In the ‘industrial workshop of England’ Birmingham City FC began life as Small Heath Alliance in 1875 and was formed by worshippers at Holy Church, Bordesley Green “to relieve the poverty and dreadful working conditions of the factory workers”. They began with a cricket team but such was the need and demand for healthy outdoor pursuits that they created the football club too. 

Those who founded the great English football clubs gave their lives to promoting football as a civilising force amid grime, crime, pollution and poverty. People like Anna Connell in Manchester, Henry Cardwell in Fulham and Basil Wilberforce in Southampton. They and the values they espoused deserve to be remembered and celebrated. It is a shame that their legacy has been lost and squandered. The game soon became a raw spectator sport, competition led to players being paid and rich men, sensing profit and celebrity, backed the clubs. By the early 1900s most clubs converted from non-profit-making associations to limited companies. One by one the clubs dropped the churches and the community leaders and set their sights on fame, money and glory. While some may see this as progress, I regard it as sad and an opportunity lost.

One of the saddest stories to emerge at this time was the case of John Ripsher. Peter Lupson tells Ripsher’s story in his book, Thank God for Football, and he tells the tale of a genuine unsung hero. Ripsher was a bible class teacher who was also a founding father and president (for eleven years) of Tottenham Hotspur. He eventually stood down and the club lost contact with him. Blindness and failing health meant that he could no longer work and he ended up in the infamous Union Road workhouse in Dover, where he died in poverty in 1906 and was buried in an unmarked pauper’s grave. Ripsher gave his life to Tottenham Hotspur in its most difficult formative years and he gave hope to the poor of the local community. It is a sad reflection on the club he once led that he should end up in the kind of poverty from which he lifted so many during his lifetime.

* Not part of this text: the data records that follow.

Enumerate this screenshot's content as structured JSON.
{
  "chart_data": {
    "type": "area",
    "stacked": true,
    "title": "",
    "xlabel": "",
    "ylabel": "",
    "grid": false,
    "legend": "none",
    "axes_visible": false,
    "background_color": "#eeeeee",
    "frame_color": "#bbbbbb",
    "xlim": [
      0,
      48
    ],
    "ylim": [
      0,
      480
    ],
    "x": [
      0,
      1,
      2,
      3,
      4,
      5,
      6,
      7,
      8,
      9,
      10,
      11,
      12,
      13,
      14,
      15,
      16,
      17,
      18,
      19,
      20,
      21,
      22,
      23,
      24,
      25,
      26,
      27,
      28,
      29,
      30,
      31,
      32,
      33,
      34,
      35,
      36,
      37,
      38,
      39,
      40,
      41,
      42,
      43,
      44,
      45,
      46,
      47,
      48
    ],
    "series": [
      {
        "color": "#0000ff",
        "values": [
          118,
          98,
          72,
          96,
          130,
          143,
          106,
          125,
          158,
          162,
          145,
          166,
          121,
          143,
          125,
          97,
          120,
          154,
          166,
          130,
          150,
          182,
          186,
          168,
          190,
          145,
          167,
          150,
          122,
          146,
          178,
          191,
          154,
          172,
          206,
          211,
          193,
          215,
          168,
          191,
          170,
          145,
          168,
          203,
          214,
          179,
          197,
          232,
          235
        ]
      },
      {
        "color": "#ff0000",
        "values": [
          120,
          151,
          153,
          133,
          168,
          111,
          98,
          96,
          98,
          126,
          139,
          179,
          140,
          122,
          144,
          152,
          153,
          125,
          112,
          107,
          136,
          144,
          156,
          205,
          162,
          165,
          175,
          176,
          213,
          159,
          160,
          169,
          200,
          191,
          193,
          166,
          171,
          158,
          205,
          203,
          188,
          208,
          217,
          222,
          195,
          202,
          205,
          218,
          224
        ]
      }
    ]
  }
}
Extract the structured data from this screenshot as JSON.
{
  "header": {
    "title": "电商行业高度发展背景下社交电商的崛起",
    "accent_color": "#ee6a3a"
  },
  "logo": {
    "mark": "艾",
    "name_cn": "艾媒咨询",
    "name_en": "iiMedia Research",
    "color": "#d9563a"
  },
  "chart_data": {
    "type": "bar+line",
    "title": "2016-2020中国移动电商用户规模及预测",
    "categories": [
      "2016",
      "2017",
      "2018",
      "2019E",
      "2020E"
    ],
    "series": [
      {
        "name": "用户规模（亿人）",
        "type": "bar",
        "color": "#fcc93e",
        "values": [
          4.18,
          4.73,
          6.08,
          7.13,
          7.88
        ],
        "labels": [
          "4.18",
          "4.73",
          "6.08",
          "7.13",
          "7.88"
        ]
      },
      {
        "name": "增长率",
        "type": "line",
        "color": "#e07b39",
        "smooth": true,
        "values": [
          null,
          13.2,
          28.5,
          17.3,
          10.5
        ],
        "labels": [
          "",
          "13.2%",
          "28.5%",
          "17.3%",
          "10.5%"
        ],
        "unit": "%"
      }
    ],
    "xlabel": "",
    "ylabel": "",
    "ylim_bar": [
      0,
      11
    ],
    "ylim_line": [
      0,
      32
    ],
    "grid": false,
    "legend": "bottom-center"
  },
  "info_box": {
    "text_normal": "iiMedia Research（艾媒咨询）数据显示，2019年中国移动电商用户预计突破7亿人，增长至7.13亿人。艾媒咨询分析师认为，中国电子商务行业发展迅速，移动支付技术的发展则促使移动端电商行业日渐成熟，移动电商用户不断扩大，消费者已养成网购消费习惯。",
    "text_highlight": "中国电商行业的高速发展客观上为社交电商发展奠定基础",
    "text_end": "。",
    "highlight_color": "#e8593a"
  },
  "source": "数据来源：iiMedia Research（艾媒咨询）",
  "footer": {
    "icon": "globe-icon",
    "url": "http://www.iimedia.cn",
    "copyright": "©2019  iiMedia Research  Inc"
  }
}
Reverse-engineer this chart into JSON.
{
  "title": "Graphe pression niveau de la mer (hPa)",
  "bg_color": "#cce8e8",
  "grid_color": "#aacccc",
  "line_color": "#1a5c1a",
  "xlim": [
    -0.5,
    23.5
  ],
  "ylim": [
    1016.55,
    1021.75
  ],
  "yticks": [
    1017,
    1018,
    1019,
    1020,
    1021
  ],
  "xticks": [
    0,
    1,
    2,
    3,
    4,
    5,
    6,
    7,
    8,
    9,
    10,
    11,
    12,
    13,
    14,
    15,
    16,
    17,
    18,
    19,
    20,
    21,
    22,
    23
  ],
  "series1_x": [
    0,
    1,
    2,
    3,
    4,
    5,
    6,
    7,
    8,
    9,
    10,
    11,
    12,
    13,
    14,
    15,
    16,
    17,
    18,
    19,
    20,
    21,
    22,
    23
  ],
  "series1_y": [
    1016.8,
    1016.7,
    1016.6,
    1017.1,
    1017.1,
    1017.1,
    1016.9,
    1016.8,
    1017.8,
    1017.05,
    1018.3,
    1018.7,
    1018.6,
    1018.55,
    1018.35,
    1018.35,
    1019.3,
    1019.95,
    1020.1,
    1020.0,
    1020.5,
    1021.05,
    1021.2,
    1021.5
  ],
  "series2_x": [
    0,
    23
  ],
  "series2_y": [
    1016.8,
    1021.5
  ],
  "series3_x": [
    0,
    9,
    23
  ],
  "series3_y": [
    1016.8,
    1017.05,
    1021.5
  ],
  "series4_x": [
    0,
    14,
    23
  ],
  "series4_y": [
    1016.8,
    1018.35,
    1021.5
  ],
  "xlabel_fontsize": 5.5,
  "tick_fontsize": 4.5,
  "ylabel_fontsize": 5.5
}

Football’s relentless, and ultimately unsustainable, pursuit of profit is a betrayal of its founding spirit and of those who established it. Football was about fellowship for the poor, for community care, for the alleviation of poverty and for a better  environment for all. The present corrupt state of the game, with its celebrity culture and the money-men, has created an undercurrent of supporters wanting their clubs back and, although it might seem romantic, I sense that there is a possibility that clubs may well rediscover their original ethos and purpose, the spiritual dimension that should be at the heart of all sport.  After all, poverty and social exclusion are still with us. There’s still a job to be done and football is ideally placed to do what’s right.

Some big clubs, like Manchester City and Arsenal, are signing up to sustainability and to corporate social responsibility but for a model of how this works in practice they can do no better than look back to their roots and to those who created the clubs in the first place.  

Nick Reeves is executive director of CIWEM, the Chartered Institution of Water and Environmental Management, and a regular contributor to The Leisure Review. Cut him and he bleeds Birmingham City.